The Court in Charlton confirmed that plaintiffs alleging that a product causes adverse effects or injury must adduce some evidence of a workable methodology to demonstrate that the product in question was capable of causing adverse effects on a class-wide basis. In so ruling, the Court affirmed that the principles articulated by the Supreme Court of Canada in the three consumer class action certification appeals known as the Indirect Purchaser Trilogy (discussed in an Osler Update entitled “Canada’s Supreme Court Reshapes Consumer Class Actions and Clarifies the Test for Certification Across Canada”) apply in the product liability context. For more details on the Court’s reasons in Charlton, the expert evidence filed in support of the application for certification and the implications of the decision, please refer to our recent Osler Update.
The plaintiffs commenced a class action against Abbott Laboratories, Ltd. and Apotex, Inc. on behalf of all individuals in Canada who were prescribed a drug containing sibutramine, on the basis that ingestion of sibutramine allegedly caused or contributed to adverse cardiovascular health, including heart attacks, strokes, increased blood pressure, increased heart rate, and irregular heartbeat. The product monograph indicated that drugs containing sibutramine should not be prescribed to patients with a history of cardiovascular disease. The expert evidence filed in support of the plaintiffs’ application for certification disclosed some evidence to support a causal relationship between drugs containing sibutramine and cardiovascular disease in individuals with a pre-existing history of cardiovascular disease, but no studies or reports were cited regarding evidence of a causal relationship between drugs containing sibutramine and individuals with no pre-existing history of cardiovascular disease. Notably, some of the members of the class reported suffering from cardiovascular events like heart attacks or strokes after being prescribed sibutramine, while others had not. Furthermore, it was unclear from the evidence how many class members (if any) had a pre-existing history of cardiovascular illness.
The B.C. Supreme Court certified the class. Abbott and Apotex appealed the certification decision on the basis of the failure of the plaintiffs to lead evidence of a methodology for establishing general causation on a class-wide basis.
B.C.C.A. Overturns Certification Due to an Absence of Proof of Class-Wide Causation
On review of the evidence presented by both sides, the Court found that “while there is no dispute that those with pre-existing cardiopulmonary disease are at a statistically increased risk of adverse cardiac events, this is not a case where the experts disagree on the extent of the risk, but rather, a case where the experts are uncertain whether there is a risk to the class as a whole and cannot describe a methodology for addressing that question.”

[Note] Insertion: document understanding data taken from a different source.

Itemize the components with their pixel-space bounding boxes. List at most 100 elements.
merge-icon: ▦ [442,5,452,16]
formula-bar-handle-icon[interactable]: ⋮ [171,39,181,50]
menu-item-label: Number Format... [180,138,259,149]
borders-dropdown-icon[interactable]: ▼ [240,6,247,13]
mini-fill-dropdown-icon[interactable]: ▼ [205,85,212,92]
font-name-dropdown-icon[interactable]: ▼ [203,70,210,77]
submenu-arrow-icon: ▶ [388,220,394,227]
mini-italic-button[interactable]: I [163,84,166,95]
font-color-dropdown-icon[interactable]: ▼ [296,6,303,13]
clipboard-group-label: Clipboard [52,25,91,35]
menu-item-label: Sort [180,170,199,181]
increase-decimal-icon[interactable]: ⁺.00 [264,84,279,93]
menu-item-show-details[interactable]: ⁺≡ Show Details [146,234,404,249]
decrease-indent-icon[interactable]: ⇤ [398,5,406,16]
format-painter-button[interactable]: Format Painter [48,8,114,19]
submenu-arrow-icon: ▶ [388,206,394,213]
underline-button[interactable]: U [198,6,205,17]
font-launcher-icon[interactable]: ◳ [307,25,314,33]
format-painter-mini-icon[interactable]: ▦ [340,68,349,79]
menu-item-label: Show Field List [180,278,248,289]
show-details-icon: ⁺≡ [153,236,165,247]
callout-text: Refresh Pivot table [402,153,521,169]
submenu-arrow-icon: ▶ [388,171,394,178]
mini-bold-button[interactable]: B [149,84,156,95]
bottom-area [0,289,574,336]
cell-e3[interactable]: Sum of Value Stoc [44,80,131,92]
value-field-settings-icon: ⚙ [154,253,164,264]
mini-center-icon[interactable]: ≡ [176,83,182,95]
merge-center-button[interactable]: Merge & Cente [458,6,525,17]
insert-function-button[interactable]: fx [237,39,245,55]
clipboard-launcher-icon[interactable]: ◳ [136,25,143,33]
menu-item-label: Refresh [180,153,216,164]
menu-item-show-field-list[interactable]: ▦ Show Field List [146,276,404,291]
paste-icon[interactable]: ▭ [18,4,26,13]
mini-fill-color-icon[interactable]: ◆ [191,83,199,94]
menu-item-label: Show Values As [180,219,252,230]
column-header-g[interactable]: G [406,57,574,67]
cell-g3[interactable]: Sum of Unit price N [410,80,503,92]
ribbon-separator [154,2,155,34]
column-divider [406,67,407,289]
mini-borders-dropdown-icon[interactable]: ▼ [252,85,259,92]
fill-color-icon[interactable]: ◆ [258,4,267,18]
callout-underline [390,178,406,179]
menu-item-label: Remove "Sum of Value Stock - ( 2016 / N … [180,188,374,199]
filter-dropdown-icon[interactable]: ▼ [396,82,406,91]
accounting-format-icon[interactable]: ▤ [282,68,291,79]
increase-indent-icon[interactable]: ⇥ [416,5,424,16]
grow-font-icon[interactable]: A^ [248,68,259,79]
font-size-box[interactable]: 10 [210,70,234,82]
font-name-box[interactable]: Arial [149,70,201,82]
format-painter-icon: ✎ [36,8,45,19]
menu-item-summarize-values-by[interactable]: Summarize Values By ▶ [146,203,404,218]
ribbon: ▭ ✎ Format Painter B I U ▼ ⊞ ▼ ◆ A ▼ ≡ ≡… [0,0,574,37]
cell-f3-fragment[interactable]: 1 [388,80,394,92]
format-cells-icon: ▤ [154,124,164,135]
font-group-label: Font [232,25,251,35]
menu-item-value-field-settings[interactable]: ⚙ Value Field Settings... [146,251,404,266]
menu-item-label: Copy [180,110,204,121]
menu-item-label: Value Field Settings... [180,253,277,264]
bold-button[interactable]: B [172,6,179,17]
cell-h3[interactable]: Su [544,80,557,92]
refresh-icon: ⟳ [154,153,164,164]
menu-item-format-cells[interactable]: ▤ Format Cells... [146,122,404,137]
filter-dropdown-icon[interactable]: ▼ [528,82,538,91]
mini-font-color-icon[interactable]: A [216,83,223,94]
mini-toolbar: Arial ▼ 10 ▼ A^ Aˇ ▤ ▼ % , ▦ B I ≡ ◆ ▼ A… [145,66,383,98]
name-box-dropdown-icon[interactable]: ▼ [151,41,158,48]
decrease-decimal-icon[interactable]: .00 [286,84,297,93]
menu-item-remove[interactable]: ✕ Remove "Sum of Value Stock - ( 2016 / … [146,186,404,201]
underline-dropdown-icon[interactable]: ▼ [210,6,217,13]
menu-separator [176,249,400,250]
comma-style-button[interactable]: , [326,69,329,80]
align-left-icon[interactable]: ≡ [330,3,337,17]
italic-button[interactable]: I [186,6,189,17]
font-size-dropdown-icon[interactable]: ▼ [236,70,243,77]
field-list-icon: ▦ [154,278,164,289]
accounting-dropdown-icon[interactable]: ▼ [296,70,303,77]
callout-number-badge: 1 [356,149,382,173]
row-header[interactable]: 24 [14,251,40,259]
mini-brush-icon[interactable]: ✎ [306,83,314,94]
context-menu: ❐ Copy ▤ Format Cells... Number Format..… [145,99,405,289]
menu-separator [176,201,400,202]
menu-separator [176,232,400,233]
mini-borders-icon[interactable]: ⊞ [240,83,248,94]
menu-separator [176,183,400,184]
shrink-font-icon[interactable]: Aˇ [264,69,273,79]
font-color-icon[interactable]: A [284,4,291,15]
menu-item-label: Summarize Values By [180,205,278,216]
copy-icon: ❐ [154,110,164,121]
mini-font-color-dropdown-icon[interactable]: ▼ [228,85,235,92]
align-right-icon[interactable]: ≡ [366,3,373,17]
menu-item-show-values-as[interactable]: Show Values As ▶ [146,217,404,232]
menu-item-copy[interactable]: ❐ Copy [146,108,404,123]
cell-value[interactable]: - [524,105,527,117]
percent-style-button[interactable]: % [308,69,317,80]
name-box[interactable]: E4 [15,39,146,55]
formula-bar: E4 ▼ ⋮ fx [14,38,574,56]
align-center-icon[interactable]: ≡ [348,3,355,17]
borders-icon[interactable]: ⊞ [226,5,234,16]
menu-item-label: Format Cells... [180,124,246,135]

The Court concluded that the plaintiff had to failed to demonstrate evidence of a workable methodology for demonstrating class-wide causation.
In reaching this conclusion, the Court cited a recent Alberta Court of Appeal decision, Andriuk v. Merrill Lynch, which also applied the evidentiary threshold from the Indirect Purchaser Trilogy in an application to certify a financial services class action. The court in Andriuk held that the failure to adduce evidence of a methodology to establish causation on a class-wide basis was not fatal at the cause of action stage of the certification analysis, but raised “insurmountable obstacles” to certification of the common issues of loss and causation.
All of the common issues initially certified by the trial judge hinged on finding that the plaintiffs had met the evidentiary threshold of “some basis in fact” of class-wide causation. In the absence of such evidence, the common issues could not be certified. The B.C. Court of Appeal overturned the findings of the certification judge, and decertified the class.